# Problem D

Perceptron Learning Algorithm

Implement the Perceptron Learning Algorithm (PLA) in to find a hypothesis in $d$ dimensions:

\[ h(x) = \textrm{sign}(w_0 + w_1 x_1 + w_2 x_2 + \ldots + w_ d x_ d). \]In other words, given a set of example pairs $(x, y)$, where $x \in \mathbb {R}^ d$ and $y \in \{ -1,+1\} $, use the PLA to identify a set of good weights $w_0$ through $w_ d$ for classifying the given examples.

## Input

Input for your program is a training set of $n$ examples in $d$ dimensions.

The first line contains two integers $1 \le n \le 10\, 000$ and $1 \le d \le 10$. Following are $n$ lines, each containing $d$ real numbers and one integer. The first $d$ numbers are for values $x_1$ through $x_ d$, and the last is for the corresponding $y$ value, which is either $-1$ or $1$. Each real value has at most $5$ digits past the decimal point and is in the range $[-2 \cdot 10^9, 2 \cdot 10^9]$.

## Output

Implement the Perceptron Learning Algorithm (or the Pocket algorithm) to create a perceptron model that fits the data as well as possible. Output $d+1$ real values corresponding to the coefficients $w_0$ to $w_ d$ in the definition of $h(x)$ above.

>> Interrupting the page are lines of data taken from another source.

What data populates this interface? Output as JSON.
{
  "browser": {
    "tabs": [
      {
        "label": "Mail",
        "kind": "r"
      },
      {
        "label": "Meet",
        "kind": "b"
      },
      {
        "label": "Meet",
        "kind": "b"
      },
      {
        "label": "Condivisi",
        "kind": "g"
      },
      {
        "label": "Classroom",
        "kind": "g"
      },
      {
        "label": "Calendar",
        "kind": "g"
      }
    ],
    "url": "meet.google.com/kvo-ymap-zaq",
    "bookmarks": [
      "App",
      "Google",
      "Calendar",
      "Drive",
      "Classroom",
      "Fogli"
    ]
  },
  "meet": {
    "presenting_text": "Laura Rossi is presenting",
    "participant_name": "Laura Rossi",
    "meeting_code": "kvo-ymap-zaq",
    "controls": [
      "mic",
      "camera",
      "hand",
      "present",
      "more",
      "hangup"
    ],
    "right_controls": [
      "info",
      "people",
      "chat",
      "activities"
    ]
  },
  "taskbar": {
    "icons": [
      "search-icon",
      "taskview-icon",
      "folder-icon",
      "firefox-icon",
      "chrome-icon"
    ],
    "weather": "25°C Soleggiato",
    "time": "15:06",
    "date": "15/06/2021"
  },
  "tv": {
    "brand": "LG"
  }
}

Note that the sample output shown is actually the test data on which a model would be evaluated (see below). It is in the same format as the input. A reasonable output for the given sample input might be:

-722.0 8.0 13.0

which would give a score of $80.0$ on the test data, according to the metric below.

## Scoring

Each time your program runs, it will process a different training set. The output of your program will be used to construct a perceptron to evaluate on another set of data, called the testing set. The testing set comes from a distribution similar to the training set, but is not known to your program.

Assume that the test data has $m$ examples $\{ (x(1),y(1)), \ldots , (x(m),y(m))\} $. The score your model receives for each test case is based on the accuracy on these $m$ examples (times $100$):

\[ \frac{100}{m} \cdot \sum _{i=1}^ m [h(x(i)) = y(i)] \]where $[\alpha ]$ is the indicator function (which is $1$ if the condition inside is true and $0$ otherwise).

The overall score for your submission is the average of the scores it receives for all hidden test cases. The sample data is excluded from this average.

Sample Input 1 | Sample Output 1 |
---|---|

6 2 77 66 1 86 14 1 50 21 -1 42 82 1 28 78 1 22 32 -1 |
10 2 23 47 -1 26 2 -1 96 78 1 1 65 -1 64 40 1 13 68 1 24 5 -1 69 32 1 21 19 -1 65 88 1 |